Gobert, for one, said he saw potential brilliance from his just-drafted teammate in some of Mitchell’s first on-court NBA action.

“I think when I started watching Summer League [his rookie year]. I could tell he was very competitive,” Gobert said. “I didn’t know nothing about him when we drafted him. First time I saw him was in Summer League, and I really liked his mindset. He was trying to prove to everyone that he should have been drafted higher — it was pretty fun to watch.”

Coach Quin Snyder, meanwhile, added that there wasn’t any singular moment that convinced him of Mitchell’s All-Star potential.

Rather, it was the accumulation of quiet, behind-the-scenes work put in.

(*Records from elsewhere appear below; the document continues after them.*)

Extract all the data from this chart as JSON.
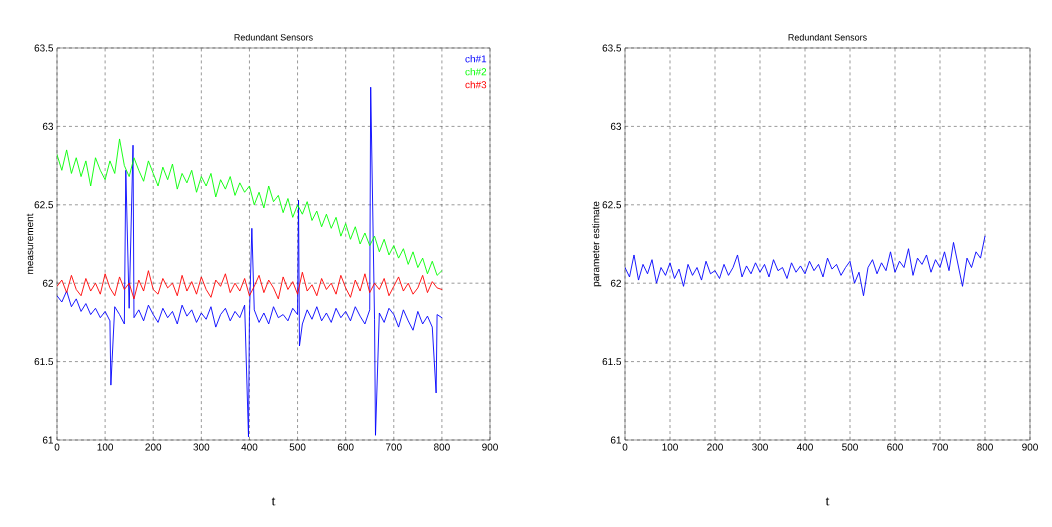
{
  "chart_data": [
    {
      "type": "line",
      "title": "Redundant Sensors",
      "xlabel": "t",
      "ylabel": "measurement",
      "xlim": [
        0,
        900
      ],
      "ylim": [
        61,
        63.5
      ],
      "xticks": [
        0,
        100,
        200,
        300,
        400,
        500,
        600,
        700,
        800,
        900
      ],
      "yticks": [
        61,
        61.5,
        62,
        62.5,
        63,
        63.5
      ],
      "grid": true,
      "legend": "top right",
      "series": [
        {
          "name": "ch#1",
          "color": "#0000ff",
          "x": [
            0,
            10,
            20,
            30,
            40,
            50,
            60,
            70,
            80,
            90,
            100,
            110,
            112,
            120,
            130,
            140,
            143,
            150,
            158,
            160,
            170,
            180,
            190,
            200,
            210,
            220,
            230,
            240,
            250,
            260,
            270,
            280,
            290,
            300,
            310,
            320,
            330,
            340,
            350,
            360,
            370,
            380,
            390,
            398,
            400,
            405,
            410,
            420,
            430,
            440,
            450,
            460,
            470,
            480,
            490,
            500,
            502,
            504,
            510,
            520,
            530,
            540,
            550,
            560,
            570,
            580,
            590,
            600,
            610,
            620,
            630,
            640,
            650,
            652,
            660,
            662,
            670,
            680,
            690,
            700,
            710,
            720,
            730,
            740,
            750,
            760,
            770,
            780,
            788,
            790,
            800
          ],
          "values": [
            61.92,
            61.88,
            61.95,
            61.85,
            61.9,
            61.82,
            61.87,
            61.8,
            61.84,
            61.78,
            61.82,
            61.76,
            61.35,
            61.85,
            61.8,
            61.74,
            62.72,
            61.84,
            62.88,
            61.78,
            61.83,
            61.76,
            61.86,
            61.8,
            61.75,
            61.84,
            61.78,
            61.82,
            61.74,
            61.86,
            61.79,
            61.83,
            61.75,
            61.81,
            61.77,
            61.85,
            61.72,
            61.8,
            61.84,
            61.76,
            61.82,
            61.78,
            61.86,
            61.02,
            61.79,
            62.35,
            61.83,
            61.75,
            61.81,
            61.74,
            61.85,
            61.78,
            61.8,
            61.76,
            61.84,
            61.8,
            62.53,
            61.6,
            61.74,
            61.83,
            61.77,
            61.85,
            61.76,
            61.81,
            61.75,
            61.84,
            61.78,
            61.82,
            61.76,
            61.85,
            61.79,
            61.74,
            61.83,
            63.25,
            61.77,
            61.03,
            61.81,
            61.75,
            61.84,
            61.8,
            61.72,
            61.83,
            61.76,
            61.7,
            61.82,
            61.74,
            61.79,
            61.72,
            61.3,
            61.8,
            61.78
          ]
        },
        {
          "name": "ch#2",
          "color": "#00ff00",
          "x": [
            0,
            10,
            20,
            30,
            40,
            50,
            60,
            70,
            80,
            90,
            100,
            110,
            120,
            130,
            140,
            150,
            160,
            170,
            180,
            190,
            200,
            210,
            220,
            230,
            240,
            250,
            260,
            270,
            280,
            290,
            300,
            310,
            320,
            330,
            340,
            350,
            360,
            370,
            380,
            390,
            400,
            410,
            420,
            430,
            440,
            450,
            460,
            470,
            480,
            490,
            500,
            510,
            520,
            530,
            540,
            550,
            560,
            570,
            580,
            590,
            600,
            610,
            620,
            630,
            640,
            650,
            660,
            670,
            680,
            690,
            700,
            710,
            720,
            730,
            740,
            750,
            760,
            770,
            780,
            790,
            800
          ],
          "values": [
            62.82,
            62.72,
            62.85,
            62.7,
            62.8,
            62.68,
            62.78,
            62.62,
            62.8,
            62.72,
            62.66,
            62.78,
            62.7,
            62.92,
            62.75,
            62.68,
            62.8,
            62.72,
            62.65,
            62.78,
            62.7,
            62.62,
            62.74,
            62.66,
            62.76,
            62.6,
            62.7,
            62.64,
            62.72,
            62.58,
            62.68,
            62.62,
            62.7,
            62.55,
            62.66,
            62.6,
            62.68,
            62.56,
            62.64,
            62.58,
            62.62,
            62.5,
            62.58,
            62.48,
            62.62,
            62.52,
            62.56,
            62.45,
            62.54,
            62.42,
            62.5,
            62.44,
            62.52,
            62.4,
            62.46,
            62.36,
            62.44,
            62.35,
            62.42,
            62.3,
            62.38,
            62.28,
            62.36,
            62.25,
            62.32,
            62.24,
            62.3,
            62.2,
            62.28,
            62.18,
            62.24,
            62.16,
            62.22,
            62.12,
            62.2,
            62.1,
            62.16,
            62.06,
            62.14,
            62.05,
            62.08
          ]
        },
        {
          "name": "ch#3",
          "color": "#ff0000",
          "x": [
            0,
            10,
            20,
            30,
            40,
            50,
            60,
            70,
            80,
            90,
            100,
            110,
            120,
            130,
            140,
            150,
            160,
            170,
            180,
            190,
            200,
            210,
            220,
            230,
            240,
            250,
            260,
            270,
            280,
            290,
            300,
            310,
            320,
            330,
            340,
            350,
            360,
            370,
            380,
            390,
            400,
            410,
            420,
            430,
            440,
            450,
            460,
            470,
            480,
            490,
            500,
            510,
            520,
            530,
            540,
            550,
            560,
            570,
            580,
            590,
            600,
            610,
            620,
            630,
            640,
            650,
            660,
            670,
            680,
            690,
            700,
            710,
            720,
            730,
            740,
            750,
            760,
            770,
            780,
            790,
            800
          ],
          "values": [
            61.98,
            62.02,
            61.94,
            62.05,
            61.96,
            61.92,
            62.03,
            61.95,
            62.0,
            61.93,
            62.06,
            61.97,
            61.92,
            62.04,
            61.96,
            62.0,
            61.9,
            62.02,
            61.95,
            62.08,
            61.96,
            61.93,
            62.03,
            61.97,
            62.0,
            61.92,
            62.05,
            61.95,
            62.01,
            61.93,
            62.04,
            61.96,
            61.91,
            62.02,
            61.98,
            62.06,
            61.94,
            62.0,
            61.95,
            62.03,
            61.92,
            61.98,
            62.05,
            61.94,
            62.02,
            61.97,
            61.9,
            62.04,
            61.96,
            62.01,
            61.93,
            62.07,
            61.95,
            61.99,
            61.92,
            62.03,
            61.96,
            62.0,
            61.93,
            62.05,
            61.97,
            61.91,
            62.02,
            61.95,
            62.06,
            61.94,
            62.0,
            61.96,
            62.03,
            61.92,
            61.98,
            62.04,
            61.95,
            62.0,
            61.93,
            61.97,
            62.05,
            61.94,
            62.01,
            61.97,
            61.96
          ]
        }
      ]
    },
    {
      "type": "line",
      "title": "Redundant Sensors",
      "xlabel": "t",
      "ylabel": "parameter estimate",
      "xlim": [
        0,
        900
      ],
      "ylim": [
        61,
        63.5
      ],
      "xticks": [
        0,
        100,
        200,
        300,
        400,
        500,
        600,
        700,
        800,
        900
      ],
      "yticks": [
        61,
        61.5,
        62,
        62.5,
        63,
        63.5
      ],
      "grid": true,
      "series": [
        {
          "color": "#0000ff",
          "x": [
            0,
            10,
            20,
            30,
            40,
            50,
            60,
            70,
            80,
            90,
            100,
            110,
            120,
            130,
            140,
            150,
            160,
            170,
            180,
            190,
            200,
            210,
            220,
            230,
            240,
            250,
            260,
            270,
            280,
            290,
            300,
            310,
            320,
            330,
            340,
            350,
            360,
            370,
            380,
            390,
            400,
            410,
            420,
            430,
            440,
            450,
            460,
            470,
            480,
            490,
            500,
            510,
            520,
            530,
            540,
            550,
            560,
            570,
            580,
            590,
            600,
            610,
            620,
            630,
            640,
            650,
            660,
            670,
            680,
            690,
            700,
            710,
            720,
            730,
            740,
            750,
            760,
            770,
            780,
            790,
            800
          ],
          "values": [
            62.1,
            62.04,
            62.18,
            62.02,
            62.12,
            62.06,
            62.15,
            62.0,
            62.1,
            62.05,
            62.13,
            62.03,
            62.09,
            61.98,
            62.12,
            62.05,
            62.1,
            62.02,
            62.14,
            62.06,
            62.08,
            62.03,
            62.12,
            62.05,
            62.1,
            62.18,
            62.04,
            62.11,
            62.06,
            62.13,
            62.07,
            62.12,
            62.04,
            62.15,
            62.08,
            62.1,
            62.03,
            62.13,
            62.07,
            62.11,
            62.06,
            62.14,
            62.08,
            62.12,
            62.04,
            62.16,
            62.09,
            62.12,
            62.05,
            62.1,
            62.14,
            62.0,
            62.07,
            61.92,
            62.1,
            62.15,
            62.06,
            62.13,
            62.08,
            62.2,
            62.07,
            62.14,
            62.1,
            62.22,
            62.05,
            62.16,
            62.12,
            62.18,
            62.07,
            62.15,
            62.1,
            62.2,
            62.08,
            62.26,
            62.12,
            61.98,
            62.16,
            62.1,
            62.2,
            62.16,
            62.3
          ]
        }
      ]
    }
  ]
}
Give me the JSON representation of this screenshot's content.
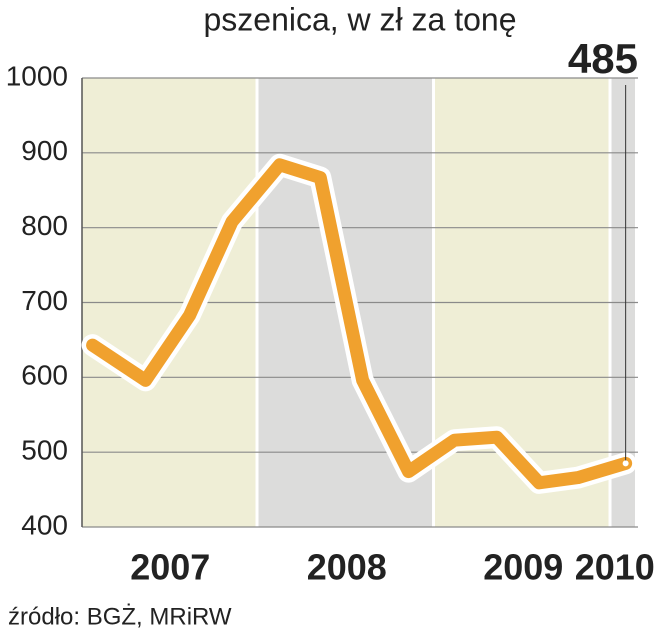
{
  "chart_data": {
    "type": "line",
    "title": "pszenica, w zł za tonę",
    "annotation": "485",
    "source": "źródło: BGŻ, MRiRW",
    "x": [
      2007.06,
      2007.36,
      2007.61,
      2007.85,
      2008.12,
      2008.35,
      2008.59,
      2008.85,
      2009.11,
      2009.35,
      2009.59,
      2009.81,
      2010.08
    ],
    "series": [
      {
        "name": "pszenica",
        "color": "#f0a12e",
        "values": [
          643,
          596,
          683,
          808,
          884,
          867,
          596,
          474,
          516,
          520,
          459,
          466,
          485
        ]
      }
    ],
    "xlim": [
      2007,
      2010.15
    ],
    "xticks": [
      2007,
      2008,
      2009,
      2010
    ],
    "ylim": [
      400,
      1000
    ],
    "yticks": [
      400,
      500,
      600,
      700,
      800,
      900,
      1000
    ],
    "grid": true,
    "band_colors": [
      "#efeed6",
      "#dcdcdb"
    ]
  }
}
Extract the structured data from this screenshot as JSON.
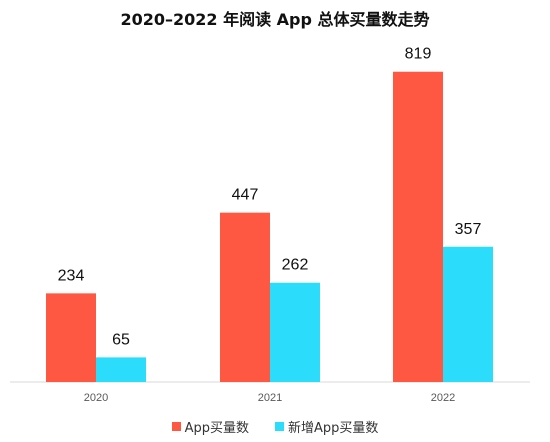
{
  "chart_data": {
    "type": "bar",
    "title": "2020–2022 年阅读 App 总体买量数走势",
    "categories": [
      "2020",
      "2021",
      "2022"
    ],
    "series": [
      {
        "name": "App买量数",
        "values": [
          234,
          447,
          819
        ],
        "color": "#ff5842"
      },
      {
        "name": "新增App买量数",
        "values": [
          65,
          262,
          357
        ],
        "color": "#2bdcfb"
      }
    ],
    "xlabel": "",
    "ylabel": "",
    "ylim": [
      0,
      850
    ],
    "grid": false,
    "data_labels": true,
    "legend_position": "bottom"
  }
}
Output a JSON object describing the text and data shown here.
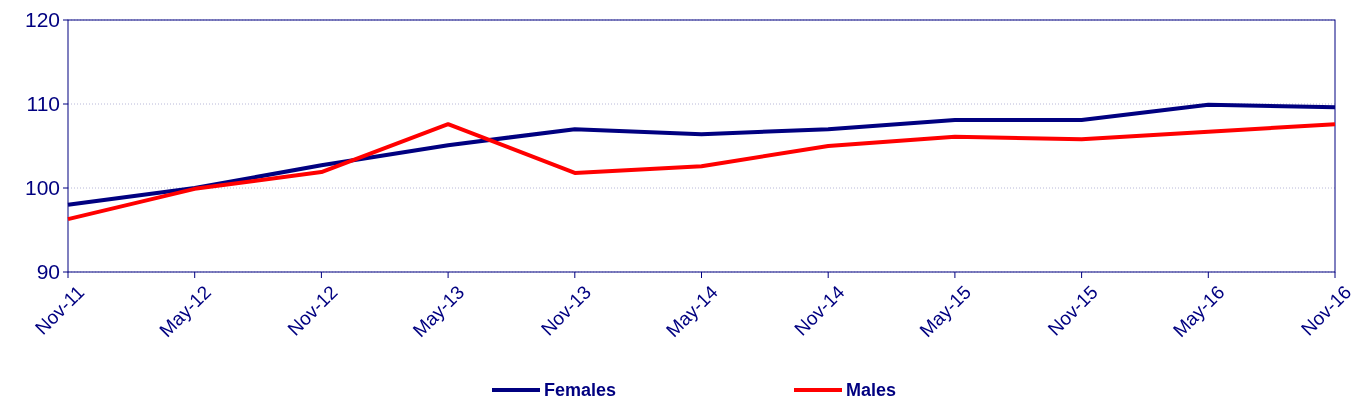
{
  "chart_data": {
    "type": "line",
    "categories": [
      "Nov-11",
      "May-12",
      "Nov-12",
      "May-13",
      "Nov-13",
      "May-14",
      "Nov-14",
      "May-15",
      "Nov-15",
      "May-16",
      "Nov-16"
    ],
    "series": [
      {
        "name": "Females",
        "color": "#000080",
        "values": [
          98.0,
          100.0,
          102.7,
          105.1,
          107.0,
          106.4,
          107.0,
          108.1,
          108.1,
          109.9,
          109.6
        ]
      },
      {
        "name": "Males",
        "color": "#ff0000",
        "values": [
          96.3,
          99.9,
          101.9,
          107.6,
          101.8,
          102.6,
          105.0,
          106.1,
          105.8,
          106.7,
          107.6
        ]
      }
    ],
    "ylim": [
      90,
      120
    ],
    "yticks": [
      90,
      100,
      110,
      120
    ],
    "grid": "y",
    "legend": "bottom",
    "marker": "none",
    "line_style": "solid"
  }
}
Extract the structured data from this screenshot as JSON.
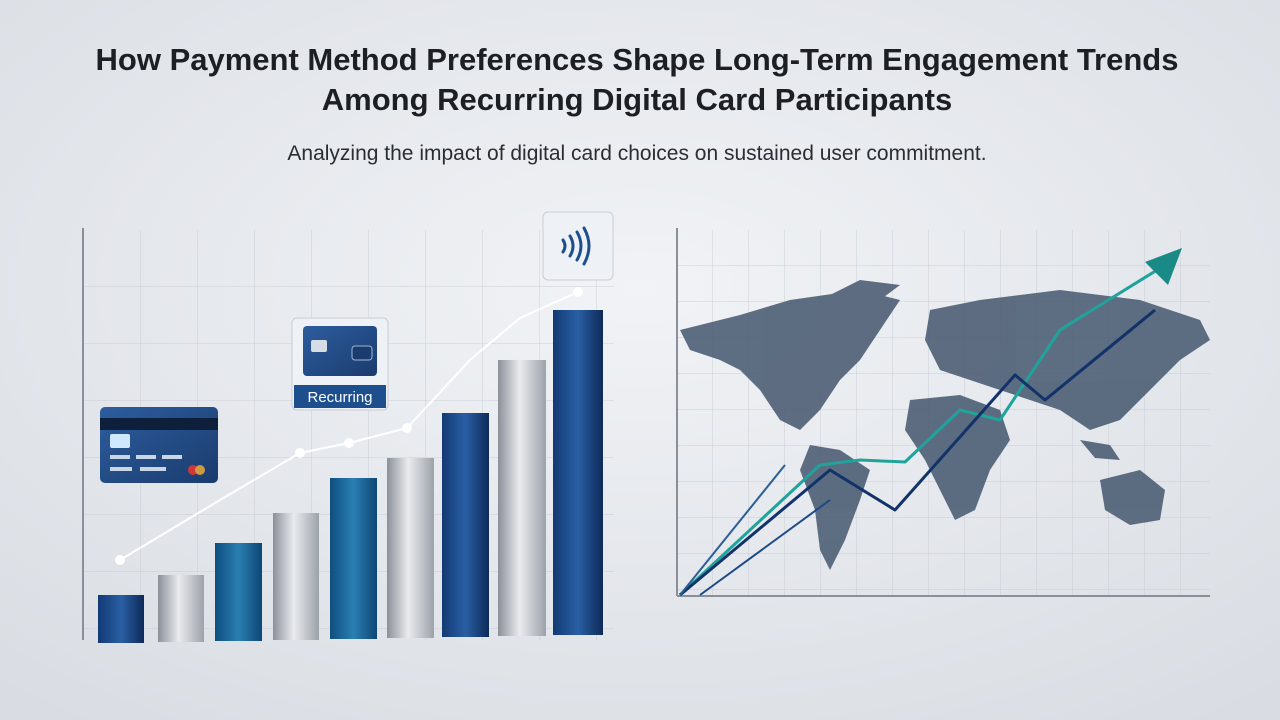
{
  "header": {
    "title_lines": [
      "How Payment Method Preferences Shape Long-Term Engagement Trends",
      "Among Recurring Digital Card Participants"
    ],
    "subtitle": "Analyzing the impact of digital card choices on sustained user commitment."
  },
  "illustration": {
    "card_label": "Recurring"
  }
}
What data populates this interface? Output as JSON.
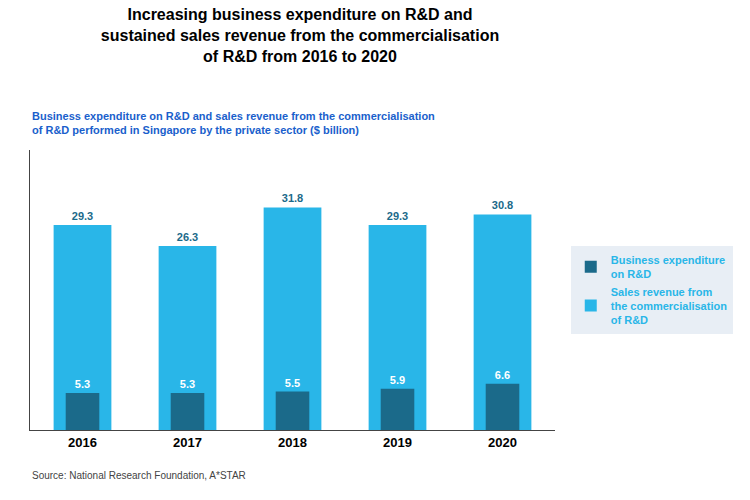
{
  "chart_data": {
    "type": "bar",
    "title": "Increasing business expenditure on R&D and\nsustained sales revenue from the commercialisation\nof R&D from 2016 to 2020",
    "subtitle": "Business expenditure on R&D and sales revenue from the commercialisation\nof R&D performed in Singapore by the private sector ($ billion)",
    "categories": [
      "2016",
      "2017",
      "2018",
      "2019",
      "2020"
    ],
    "series": [
      {
        "name": "Sales revenue from\nthe commercialisation\nof R&D",
        "color": "#29b6e8",
        "values": [
          29.3,
          26.3,
          31.8,
          29.3,
          30.8
        ]
      },
      {
        "name": "Business expenditure\non R&D",
        "color": "#1b6a8a",
        "values": [
          5.3,
          5.3,
          5.5,
          5.9,
          6.6
        ]
      }
    ],
    "ylim": [
      0,
      40
    ],
    "tick_labels": "x",
    "grid": false,
    "legend": "right",
    "data_labels": true,
    "annotations": [
      "Source: National Research Foundation, A*STAR"
    ]
  }
}
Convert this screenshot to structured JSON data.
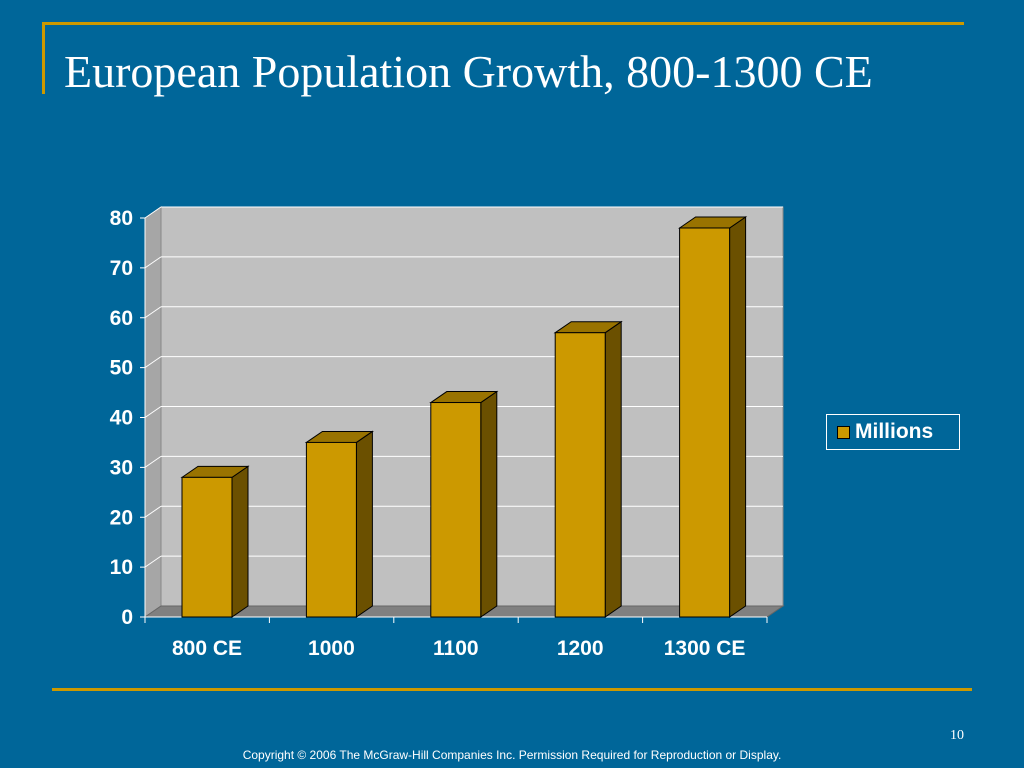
{
  "slide": {
    "title": "European Population Growth, 800-1300 CE",
    "page_number": "10",
    "copyright": "Copyright © 2006 The McGraw-Hill Companies Inc. Permission Required for Reproduction or Display."
  },
  "colors": {
    "background": "#006699",
    "accent_line": "#CC9900",
    "plot_wall": "#C0C0C0",
    "plot_floor": "#808080",
    "bar_front": "#CC9900",
    "bar_side": "#6B5000",
    "bar_top": "#997300"
  },
  "chart_data": {
    "type": "bar",
    "title": "",
    "xlabel": "",
    "ylabel": "",
    "categories": [
      "800 CE",
      "1000",
      "1100",
      "1200",
      "1300 CE"
    ],
    "series": [
      {
        "name": "Millions",
        "values": [
          28,
          35,
          43,
          57,
          78
        ]
      }
    ],
    "ylim": [
      0,
      80
    ],
    "yticks": [
      "0",
      "10",
      "20",
      "30",
      "40",
      "50",
      "60",
      "70",
      "80"
    ],
    "grid": true,
    "legend": "right",
    "style": "3d-column"
  }
}
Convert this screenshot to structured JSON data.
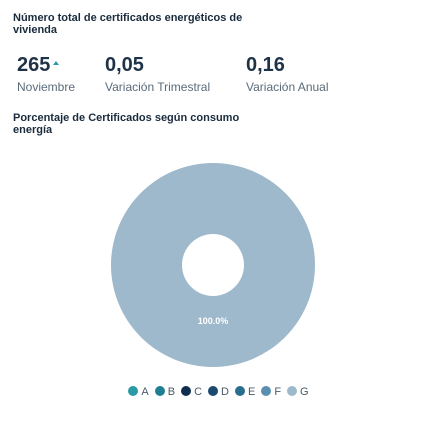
{
  "header": {
    "title": "Número total de certificados energéticos de vivienda"
  },
  "metrics": [
    {
      "value": "265",
      "label": "Noviembre",
      "trend": "up"
    },
    {
      "value": "0,05",
      "label": "Variación Trimestral"
    },
    {
      "value": "0,16",
      "label": "Variación Anual"
    }
  ],
  "colors": {
    "trend_up": "#2a9aa5"
  },
  "chart_data": {
    "type": "pie",
    "variant": "donut",
    "title": "Porcentaje de Certificados según consumo energía",
    "slices": [
      {
        "label": "A",
        "value": 0,
        "color": "#2a9aa5"
      },
      {
        "label": "B",
        "value": 0,
        "color": "#1f7f92"
      },
      {
        "label": "C",
        "value": 0,
        "color": "#0e2e4f"
      },
      {
        "label": "D",
        "value": 0,
        "color": "#1c4a6e"
      },
      {
        "label": "E",
        "value": 0,
        "color": "#2a6e8f"
      },
      {
        "label": "F",
        "value": 0,
        "color": "#5a8fb0"
      },
      {
        "label": "G",
        "value": 100,
        "color": "#9fb9cc"
      }
    ],
    "data_labels": [
      "100.0%"
    ],
    "legend": {
      "position": "bottom"
    }
  }
}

“It’s not like the curtain drops and all of a sudden, ‘Oh!’ It’s more of a process. And what Donovan’s had — and Rudy as well — is an All-Star mentality. When I say that, I mean a real desire, a hunger. And when you couple that with talent, you just continue to get better,” Snyder said. “That’s what those guys have done. It’s not magic, it’s not a gift — it’s something you have to earn. That hasn’t been the ultimate goal; the ultimate goal has been to become a better player and win games — this is a byproduct of that.”

Conversely, Mitchell can, in fact, pinpoint one specific moment that helped him get to an All-Star level.

The Jazz’s Game 5 loss and corresponding first-round playoff elimination at the hands of the Houston Rockets this past April 23 remains a low point for him; he famously sat stoically at his locker postgame, searching for answers that weren’t there, until Snyder came in and offered him some private words of encouragement.

(Eric Walden | The Salt Lake Tribune) Utah Jazz guard Donovan Mitchell shares a laugh with some volunteers at the NBA Cares Day of Service while boxing up produce at the Greater Chicago Food Depository on Friday, Feb. 14, 2020.

That provided an additional source of fuel for him to take his game to the next level.

“Obviously, we didn’t finish out the season the way we wanted to — I still have the same box score from 04/23 in Houston in Game 5. I don’t forget that,” Mitchell said. “… We all have our little motivations. For me, it was like … I’m gonna do everything I can to help my team win and become the best player that I can be, and hopefully that equates to me being an All-Star. And it did.”

Mitchell, meanwhile, acknowledged at the NBA’s All-Star Day of Service event at the Greater Chicago Food Dispensary that actually being in town has finally, at last, made it all real for him.

“It finally has [sunk in]. When I flew out here [Thursday], it kind of really hit me when I landed: ‘I’m an All-Star,’” Mitchell said. “It’s pretty cool. It’s just one of those things you just never … I’m never gonna get over it, I don’t think. I don’t think this is something I will ever get used to. I’m just blessed to be here.”